Wie also das Publikum erreichen? Kopf fährt immer wieder zu Veranstaltungen in Betriebe, Dorfklubs, Kulturbundgruppen. Er erlebt ständig den "Bammel" der verantwortlichen Organisatoren vor "neuer" Musik. Er scheut keine Anstrengungen, um Zuhörer zu gewinnen. Mit Glas und Baß, denn er stellt keine Kompositionen vom Tonband oder von der Schallplatte vor. Nein, Kopf kennt die Faszination, die original gespielte Musik noch immer auslöst, gerade in einer Zeit, in der jeder mit reproduzierten Klängen überflutet wird. Da wird das ursprüngliche Erklingen des Instrumentes schon zu einem ungewöhnlichen, neuen Erlebnis für viele anfangs skeptische Hörer.
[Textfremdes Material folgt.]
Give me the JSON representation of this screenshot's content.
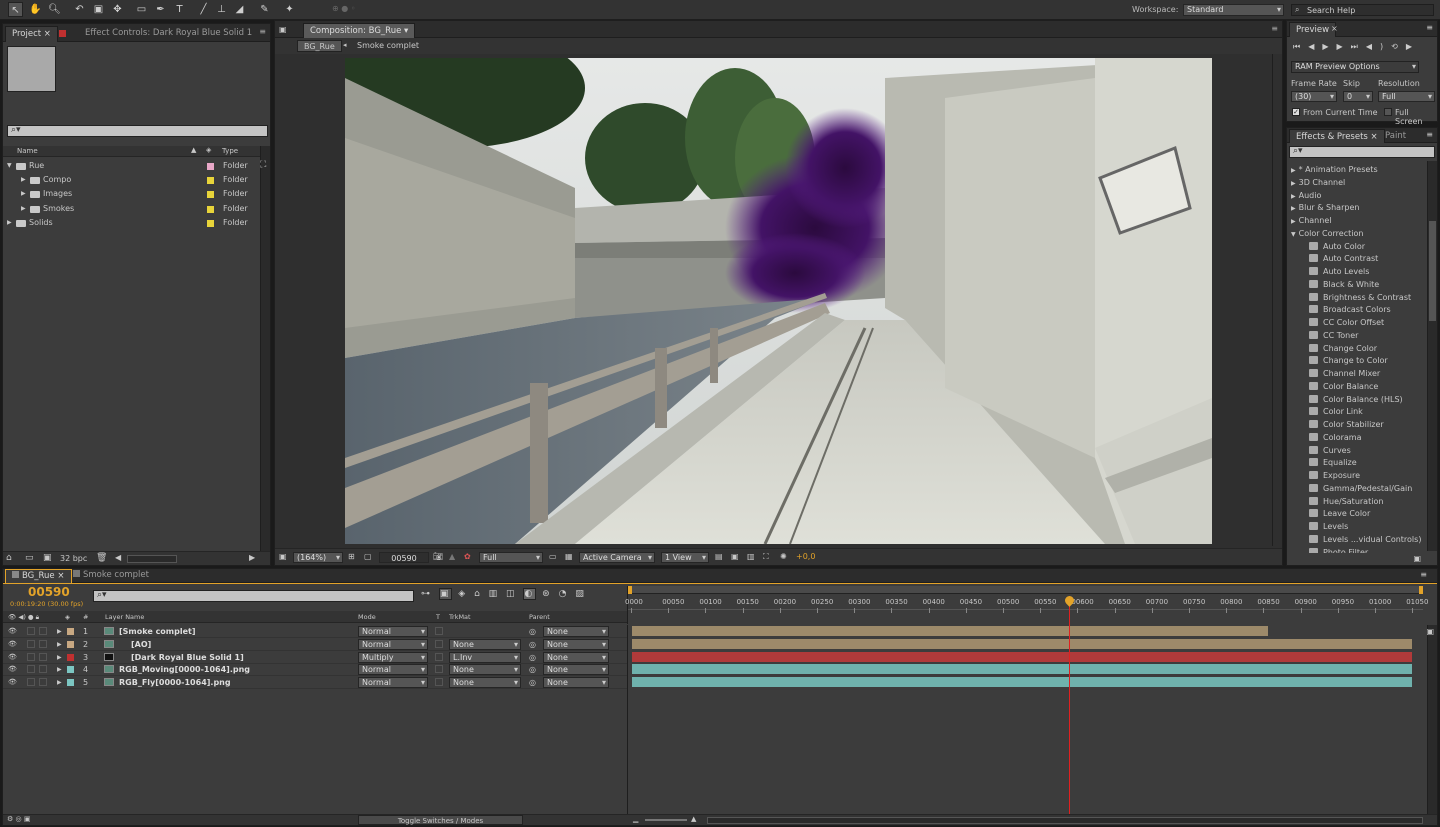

In seinen Veranstaltungen und Konzerten spricht Klaus-Dieter Kopf sein Publikum an. In doppelter Hinsicht. Doch auch dann kann und will er seine Musik nicht erklären. Und er erlebt das Dilemma zu wissen, erst ein mehrmaliges Anhören seiner Kompositionen ermöglichte den Anwesenden einen tieferen, eigenen Zugang.
Eine Oper ist geschrieben, ein weiteres Oratorium. Mit manchen, noch unerfüllten Hoffnungen lebt der Magdeburger. Der eigenwillige Kopf.